3 Essential Characteristics of Self-Discipline

I didn’t plan on changing careers.

I mean granted, I disliked my job, inciting sinking evening anxiety, but it wasn’t a mastermind transition.

I simply started tinkering with websites after work, learning how to create a blog for an impending European motorcycle tour (another story).

Soon though, I fell in love with my online experiments.

I couldn’t wait to get home from work to continue learning.

It felt like play, the hours flowing by, initiating a journey I’m still traversing today.

I often think back to this time, especially starting other pursuits, when it frequently feels like I’m pushing a heavy rock up a steep hill.

Ideally, we want our activities to be effortless, like the example above, but all too often they require huge reserves of willpower.

So when new pursuits don’t seem easy, how can we act anyway and what are the characteristics of self-discipline we can leverage for success?

A common example

To be fair, effortless habit adoption doesn’t often happen, at least not to me.

Frequently, it’s a case of grit your teeth determination, and even then we can often only sustain our effort for minimal periods, positive routines stuttering and eventually faltering.

Take exercise, for example.

You know you need to shift that excess timber and start eating healthily.

So you set yourself non-negotiables, buying running gear and replacing your delicious treats with nutritious snacks.

The new routine starts well, with regular exercise and good food, but gradually becomes exponentially harder.

Getting up early doors to lace your trainers is hellish and you can’t even look at another cucumber.

Soon you simply can’t stop thinking and take action, the excuses for returning to your previous lifestyle piling up like snowdrifts.

Eventually, you abandon that dream of a sexy beach bod and return to baseline, hating yourself all the while.

If that sounds familiar, here are three characteristics of self-discipline you absolutely must muster to prevent the rot; at least this is what it means to me.

3 essential characteristics of self-discipline

Commitment

Self-discipline is usually contingent on a tipping point, a time of utter desperation when we get so sick of our current behaviour and trajectory that we resolve to change.

This initial self-loathing and anger can easily be transformed into constructive action…

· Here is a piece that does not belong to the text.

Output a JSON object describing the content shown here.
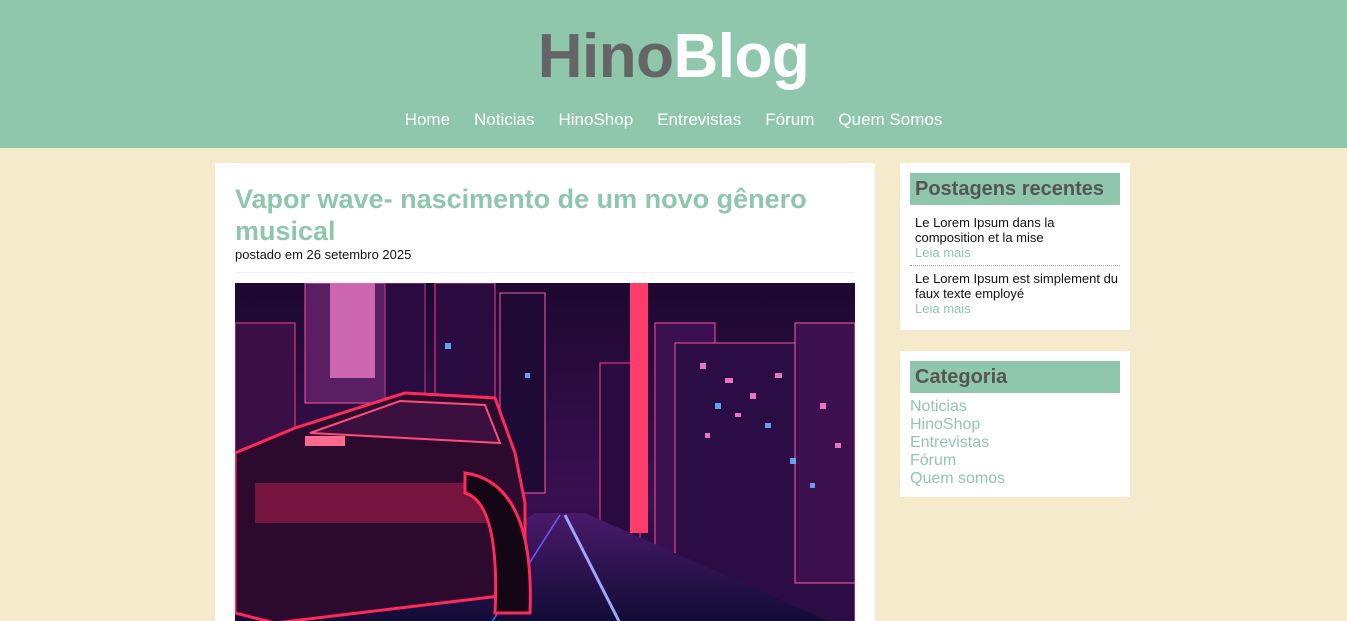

A seed of positive growth to be nurtured.

If often develops after numerous previous false starts and failures, when continuing with your current lifestyle seems even worse than the pain of change.

Use this fire to forge an unbreakable internal commitment; one that says, this time, things will be different.

By going all in, both psychologically and emotionally, unshakable self-discipline awaits.

Honour

Most self-discipline falls by the wayside because we don’t honour our commitment.

This is especially true when trying to instigate behaviour change before reaching a tipping point.

If we’re only partially pledged to our vision, it’s too easy to fall prey to overthinking and indecision, pulling back when we should be pushing forward.

In contrast, when we’ve gone all in, staying true to our word becomes a matter of personal honour, in which taking the easy option is unthinkable.

Building positive new habits and inviting change isn’t easy.

But each and every time we face down discomfort; run, write, meditate, create – we know we’re delivering on an earlier promise.

Each time you turn away from the comfortable old life courageously create a new one, you build internal credibility and bolster that foundational resolve.

Identity

Creating a commitment to change and honouring that commitment through repeated constructive action slowly starts to inform your new identity.

Every time you commit and follow through, you cast a vote for the type of person you want to become.

Borrowing from James Clear’s excellent book on habit formation; you start to see yourself not as someone who runs occasionally, but as a runner.

You transform from someone who writes irregularly into a writer.

You transition from part-time parent, to father.

As soon as you start taking your vision and life purpose seriously, you shift from an amateur to a professional mindset.

When we put in enough self-discipline repetitions to reach this point, the flywheel of habit formation puts our productive habits on autopilot, paradoxically requiring diminishing self-discipline to maintain.

Highly disciplined habits

‘He who has a why to live for can bear almost any how’ – Friedrich Nietzsche

In an ideal world, all beneficial behaviours would be easy to implement.

Unfortunately, that’s not the case and we’re often our own worst enemies.

By adopting these three integral characteristics of self-discipline, we develop the mental tools to thrive under any circumstance.

Persist for long enough and our progress not only becomes automatic, but the results will speak for themselves.